13. Pyotr Kapitsa - Physics, 1978
A luminary of Soviet physics and a founder of the Institute for Physical Problems was awarded “for his basic inventions and discoveries in the area of low-temperature physics”.
14. Joseph Brodsky - Literature, 1987
Though he emigrated to the U.S. in 1972 and started writing essays in English, he remained a very Russian poet. A major intellectual, a professor of Russian literature in American universities, he was awarded “for an all-embracing authorship, imbued with clarity of thought and poetic intensity”.
15. Mikhail Gorbachev - the Peace Prize, 1990
The first Soviet president is still one of the most controversial politicians in Russia, with many people split between blaming him for the collapse of the USSR or praising him for perestroika and freedom of speech. He was among those responsible for the fall of the Berlin Wall. He was awarded “for the leading role he played in the radical changes in East-West relations”.
Modern Russia
16. Zhores Alferov - Physics, 2000
A renowned physicist and Russian parliament deputy, Alferov was awarded “for developing semiconductor heterostructures used in high-speed- and opto-electronics”. He shared the prize with the German-American physicist Herbert Kroemer, who worked in the same field independently.
17. Alexei Abrikosov, Vitaly Ginzburg - Physics, 2003
Vitaly Ginzburg took part in the work of previous Nobel prize winners - Cherenkov and Landau, and was one of the authors of the Ginzburg–Landau theory of superconductivity.

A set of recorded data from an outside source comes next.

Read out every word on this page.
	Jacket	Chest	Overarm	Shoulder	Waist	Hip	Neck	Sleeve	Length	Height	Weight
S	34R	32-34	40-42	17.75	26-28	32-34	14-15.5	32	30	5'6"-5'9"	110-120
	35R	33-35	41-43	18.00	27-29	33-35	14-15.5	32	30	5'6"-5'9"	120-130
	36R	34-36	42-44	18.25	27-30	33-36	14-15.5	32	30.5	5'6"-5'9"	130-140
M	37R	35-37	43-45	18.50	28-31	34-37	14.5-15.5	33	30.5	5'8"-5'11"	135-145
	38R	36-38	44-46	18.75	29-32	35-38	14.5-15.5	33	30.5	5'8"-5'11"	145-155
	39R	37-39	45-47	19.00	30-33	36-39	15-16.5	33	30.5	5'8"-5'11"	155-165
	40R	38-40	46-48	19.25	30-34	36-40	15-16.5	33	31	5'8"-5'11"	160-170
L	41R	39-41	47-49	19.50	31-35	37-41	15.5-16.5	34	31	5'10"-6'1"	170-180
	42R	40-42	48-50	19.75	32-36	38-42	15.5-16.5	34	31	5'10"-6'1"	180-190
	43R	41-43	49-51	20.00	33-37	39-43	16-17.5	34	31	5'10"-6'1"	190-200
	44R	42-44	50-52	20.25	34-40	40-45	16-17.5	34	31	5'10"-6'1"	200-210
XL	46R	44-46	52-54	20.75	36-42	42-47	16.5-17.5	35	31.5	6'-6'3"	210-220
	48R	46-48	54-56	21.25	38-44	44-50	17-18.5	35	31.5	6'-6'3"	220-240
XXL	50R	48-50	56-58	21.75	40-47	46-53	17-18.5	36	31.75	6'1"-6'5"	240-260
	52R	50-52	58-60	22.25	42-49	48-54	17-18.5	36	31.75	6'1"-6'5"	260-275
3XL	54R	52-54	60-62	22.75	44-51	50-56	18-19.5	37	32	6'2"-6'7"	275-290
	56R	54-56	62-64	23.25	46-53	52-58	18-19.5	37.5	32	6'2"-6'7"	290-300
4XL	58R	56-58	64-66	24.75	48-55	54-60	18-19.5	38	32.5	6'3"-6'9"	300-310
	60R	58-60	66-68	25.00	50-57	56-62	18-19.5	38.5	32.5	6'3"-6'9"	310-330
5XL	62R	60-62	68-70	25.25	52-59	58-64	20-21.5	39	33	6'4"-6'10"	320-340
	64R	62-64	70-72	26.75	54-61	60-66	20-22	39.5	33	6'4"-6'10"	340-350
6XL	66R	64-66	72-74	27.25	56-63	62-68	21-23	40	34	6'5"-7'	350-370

Their colleague Abrikosov helped develop the theory by discovering a fluxon called 'Abrikosov vortex' . Since the early 1990s he has lived in the U.S. Two big physicists shared the prize with the British-American physicist Sir Anthony James Leggett “for pioneering contributions to the theory of superconductors and superfluids”.

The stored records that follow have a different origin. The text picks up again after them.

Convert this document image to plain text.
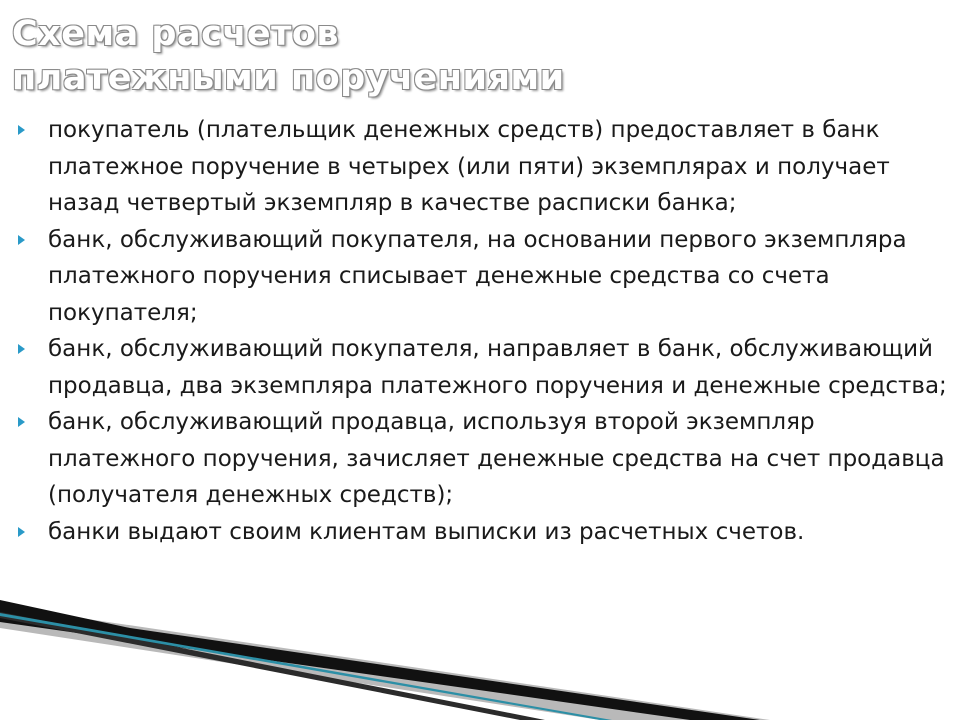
Схема расчетов
платежными поручениями
покупатель (плательщик денежных средств) предоставляет в банк платежное поручение в четырех (или пяти) экземплярах и получает назад четвертый экземпляр в качестве расписки банка;
банк, обслуживающий покупателя, на основании первого экземпляра платежного поручения списывает денежные средства со счета покупателя;
банк, обслуживающий покупателя, направляет в банк, обслуживающий продавца, два экземпляра платежного поручения и денежные средства;
банк, обслуживающий продавца, используя второй экземпляр платежного поручения, зачисляет денежные средства на счет продавца (получателя денежных средств);
банки выдают своим клиентам выписки из расчетных счетов.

18. Konstantin Novoselov - Physics, 2010
Scientist Novoselov left the country in the 1990s, and in the Netherlands he met another Russian-born physicist Andre Geim. They started working together, and then moved to the UK, where they continued to collaborate. They are best known for discovering graphene. And they shared the Nobel Prize "for groundbreaking experiments regarding the two-dimensional material graphene."

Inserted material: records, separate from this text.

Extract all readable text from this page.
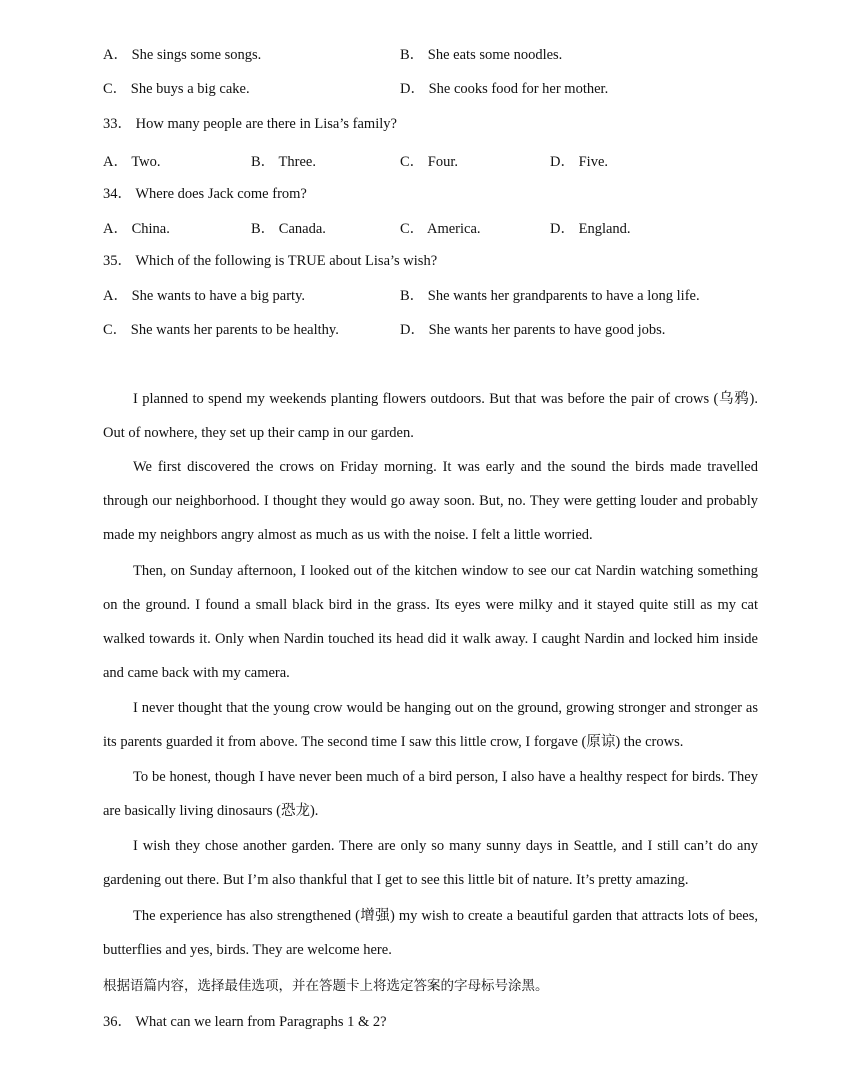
A． She sings some songs.	B． She eats some noodles.
C． She buys a big cake.	D． She cooks food for her mother.
33． How many people are there in Lisa’s family?
A． Two.	B． Three.	C． Four.	D． Five.
34． Where does Jack come from?
A． China.	B． Canada.	C． America.	D． England.
35． Which of the following is TRUE about Lisa’s wish?
A． She wants to have a big party.	B． She wants her grandparents to have a long life.
C． She wants her parents to be healthy.	D． She wants her parents to have good jobs.
I planned to spend my weekends planting flowers outdoors. But that was before the pair of crows (乌鸦). Out of nowhere, they set up their camp in our garden.
We first discovered the crows on Friday morning. It was early and the sound the birds made travelled through our neighborhood. I thought they would go away soon. But, no. They were getting louder and probably made my neighbors angry almost as much as us with the noise. I felt a little worried.
Then, on Sunday afternoon, I looked out of the kitchen window to see our cat Nardin watching something on the ground. I found a small black bird in the grass. Its eyes were milky and it stayed quite still as my cat walked towards it. Only when Nardin touched its head did it walk away. I caught Nardin and locked him inside and came back with my camera.
I never thought that the young crow would be hanging out on the ground, growing stronger and stronger as its parents guarded it from above. The second time I saw this little crow, I forgave (原谅) the crows.
To be honest, though I have never been much of a bird person, I also have a healthy respect for birds. They are basically living dinosaurs (恐龙).
I wish they chose another garden. There are only so many sunny days in Seattle, and I still can’t do any gardening out there. But I’m also thankful that I get to see this little bit of nature. It’s pretty amazing.
The experience has also strengthened (增强) my wish to create a beautiful garden that attracts lots of bees, butterflies and yes, birds. They are welcome here.
根据语篇内容，选择最佳选项，并在答题卡上将选定答案的字母标号涂黑。
36． What can we learn from Paragraphs 1 & 2?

19. Dmitry Muratov - the Peace Prize, 2021
The editor-in-chief of Novaya Gazeta was awarded along with Philippine journalist Maria Ressa “for their efforts to safeguard freedom of expression, which is a precondition for democracy and lasting peace.” It is symbolic that Muratov got the award on the 15th anniversary of the death of Anna Politkovskaya, a Novaya Gazeta journalist who was murdered due to her stories revealing human rights abuses in Russia and Chechnya. Read more about Dmitry Muratov here.
20. Alexei Ekimov - Chemistry, 2023
In 2023 Alexei Ekimov and his American colleagues Moungi G. Bawendi and Louis E. Brus won the Nobel Prize in chemistry for “for the discovery and synthesis of quantum dots”. Born in 1945 and having researched semiconductors all his life, a Leningrad scientist first noticed that the size of particles matters and even their luminescence and color in quantum effects depends on it back in the 1980s.